With its recent annual price peak, Bitcoin has so to speak erased the brunt of crypto winter 2022, where BTC even briefly fell below $16,000 (in December 2022). With almost +145% increase over a rolling year, the leader in crypto-assets has clearly regained momentum, even if its historic high (around the $69,000) is still far away.

According to financial company analysts cited by Zone Bourse, the two assets would have mainly each a favorable factor which would explain their recent bullish jump. THE disenchantment of investors for government bonds (especially US) would benefit the gold metal, while the prospect ofSEC Approval of Spot Bitcoin ETF (Securities and Exchange Commission) would benefit the queen of cryptocurrencies:

“The fall in Treasury yields [américain] and the weakness of the US dollar have (…) caused gold prices to jump. »

Michael Hewson, analyst at CMC Markets

“Optimism continues to grow around the SEC’s anticipated approvals of spot Bitcoin ETFs. (…) Although the SEC delayed [ndlr : une énième fois de plus] decision on current requests until next month [janvier 2024], investors are broadly optimistic that these approvals will be secured, which would pave the way for a new wave of demand. »
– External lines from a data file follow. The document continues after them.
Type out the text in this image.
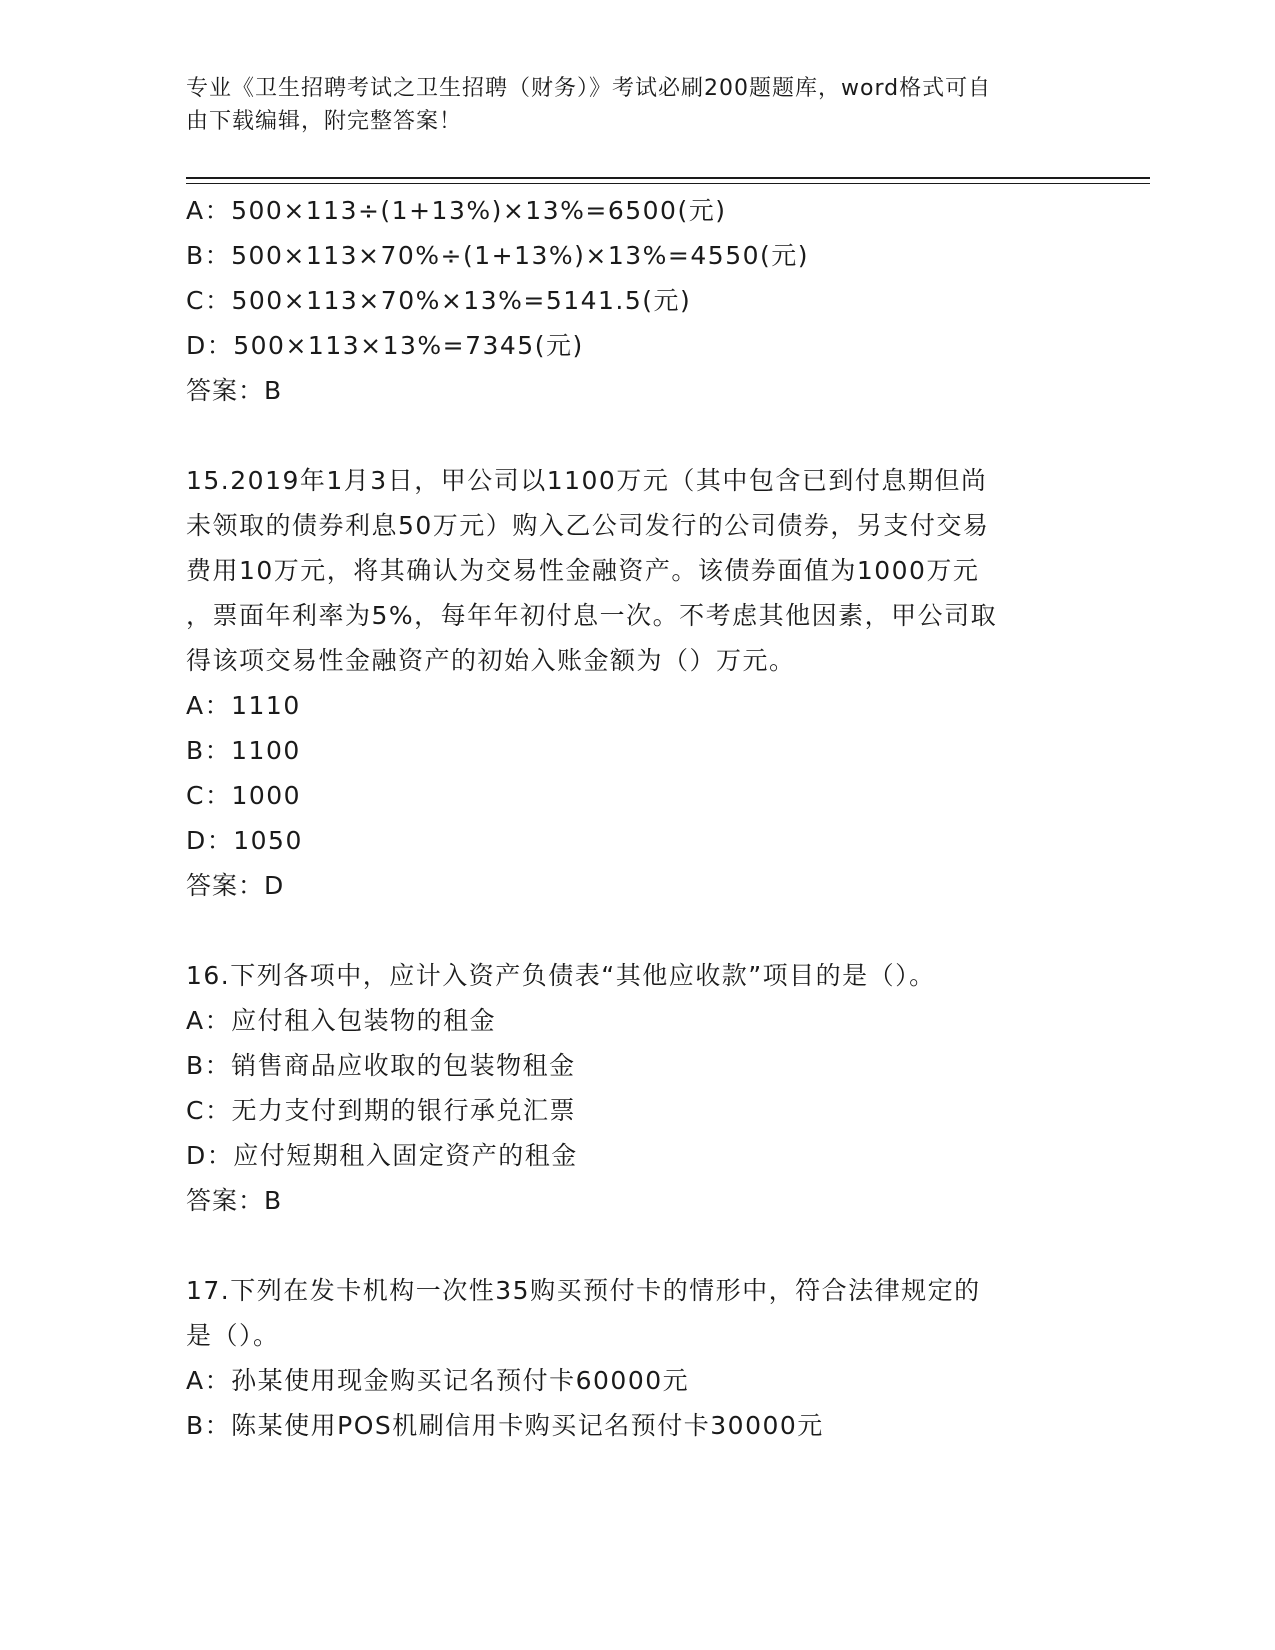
专业《卫生招聘考试之卫生招聘（财务）》考试必刷200题题库，word格式可自
由下载编辑，附完整答案！
A：500×113÷(1+13%)×13%=6500(元)
B：500×113×70%÷(1+13%)×13%=4550(元)
C：500×113×70%×13%=5141.5(元)
D：500×113×13%=7345(元)
答案：B
15.2019年1月3日，甲公司以1100万元（其中包含已到付息期但尚
未领取的债券利息50万元）购入乙公司发行的公司债券，另支付交易
费用10万元，将其确认为交易性金融资产。该债券面值为1000万元
，票面年利率为5%，每年年初付息一次。不考虑其他因素，甲公司取
得该项交易性金融资产的初始入账金额为（）万元。
A：1110
B：1100
C：1000
D：1050
答案：D
16.下列各项中，应计入资产负债表“其他应收款”项目的是（）。
A：应付租入包装物的租金
B：销售商品应收取的包装物租金
C：无力支付到期的银行承兑汇票
D：应付短期租入固定资产的租金
答案：B
17.下列在发卡机构一次性35购买预付卡的情形中，符合法律规定的
是（）。
A：孙某使用现金购买记名预付卡60000元
B：陈某使用POS机刷信用卡购买记名预付卡30000元
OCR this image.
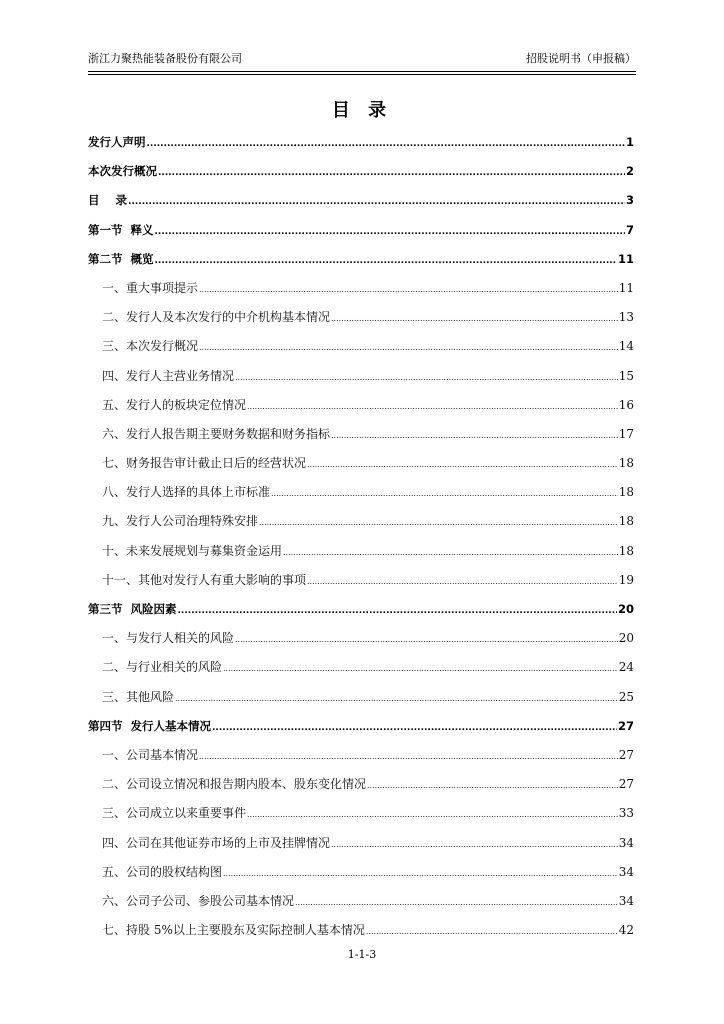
浙江力聚热能装备股份有限公司	招股说明书（申报稿）
目 录
发行人声明 .....	1
本次发行概况 .....	2
目    录 .....	3
第一节  释义 .....	7
第二节  概览 .....	11
一、重大事项提示 .....	11
二、发行人及本次发行的中介机构基本情况 .....	13
三、本次发行概况 .....	14
四、发行人主营业务情况 .....	15
五、发行人的板块定位情况 .....	16
六、发行人报告期主要财务数据和财务指标 .....	17
七、财务报告审计截止日后的经营状况 .....	18
八、发行人选择的具体上市标准 .....	18
九、发行人公司治理特殊安排 .....	18
十、未来发展规划与募集资金运用 .....	18
十一、其他对发行人有重大影响的事项 .....	19
第三节  风险因素 .....	20
一、与发行人相关的风险 .....	20
二、与行业相关的风险 .....	24
三、其他风险 .....	25
第四节  发行人基本情况 .....	27
一、公司基本情况 .....	27
二、公司设立情况和报告期内股本、股东变化情况 .....	27
三、公司成立以来重要事件 .....	33
四、公司在其他证券市场的上市及挂牌情况 .....	34
五、公司的股权结构图 .....	34
六、公司子公司、参股公司基本情况 .....	34
七、持股 5%以上主要股东及实际控制人基本情况 .....	42
1-1-3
James Harte, analyst at Tickmill

Although Bitcoin is regularly compared to digital gold 2.0it would seem immediately that it is mainly the weakness of the US economy which favors the meteoric, and simultaneous, rise of both assets. Because if the role of safe investment millennium of gold works in its favor, as does the anticipation of a Spot Bitcoin ETF promotes interest in cryptocurrency, it is above all the behavior of the American Federal Reserve (the Fed) which is monitored – and is a source of speculations – by economic markets. Because if the Fed stops its crazy increase in key rates for good (or even lower them!), the monetary policy of the United States could also return to the side of money printing (in other words, printing money).